Cellular aberrations associated with insulin resistance in people without diabetes

Researchers have discovered a large network of cellular alterations in people with insulin resistance but without diabetes. Insulin resistance is a major risk factor for the development of metabolic syndrome and type 2 diabetes, and the impact of insulin resistance on metabolic syndrome is well studied. However, many people without diabetes have insulin resistance, and the molecular determinants underlying this remain elusive.
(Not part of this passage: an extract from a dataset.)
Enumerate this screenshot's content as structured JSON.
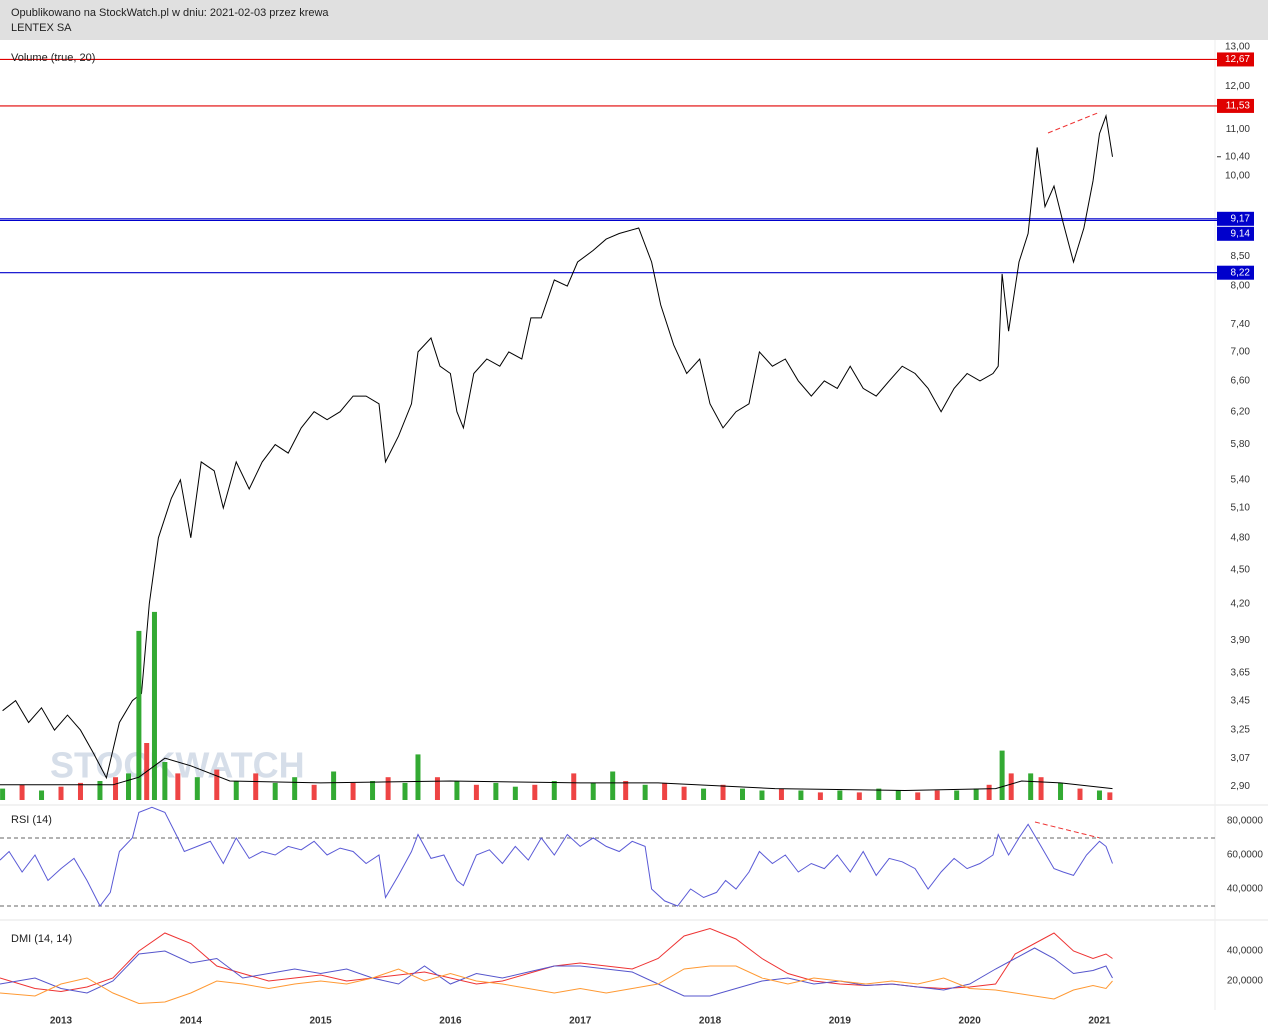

In this study, researchers generated myocytes—a type of muscle cell that absorbs glucose (sugar) in response to insulin—from blood samples of 20 individuals without diabetes over the range of insulin sensitivity. Ten individuals had insulin resistance (I-res), while the others had insulin sensitivity (I-sen), and both groups were equally divided between men and women. I-res individuals had elevated blood glucose levels compared to their I-sen counterparts, and an assessment of insulin-stimulated glucose uptake by the laboratory-grown myocytes showed this was significantly impaired in I-res cells compared to I-sen cells. Next, the team analyzed the spectrum of cellular signaling changes among these samples. The results indicated large differences in molecular signatures in cells based on I-res status and that many of the alterations in these I-res cells overlapped with alterations observed in cells from individuals with type 2 diabetes in a previous study by the same group. Many of these alterations were found in biological pathways not previously known to be involved in insulin signaling. Moreover, the researchers found striking molecular differences between cells from men and women, many of which occur in diabetes and could contribute to sex-specific differences in physiology and disease.

These findings point to critical points of regulation of cellular processes in insulin resistance that can potentially serve as novel sites for future therapeutic development. Further research is needed to clarify how sex-specific differences in molecular signatures affect normal physiology and the risk of metabolic disease between men and women.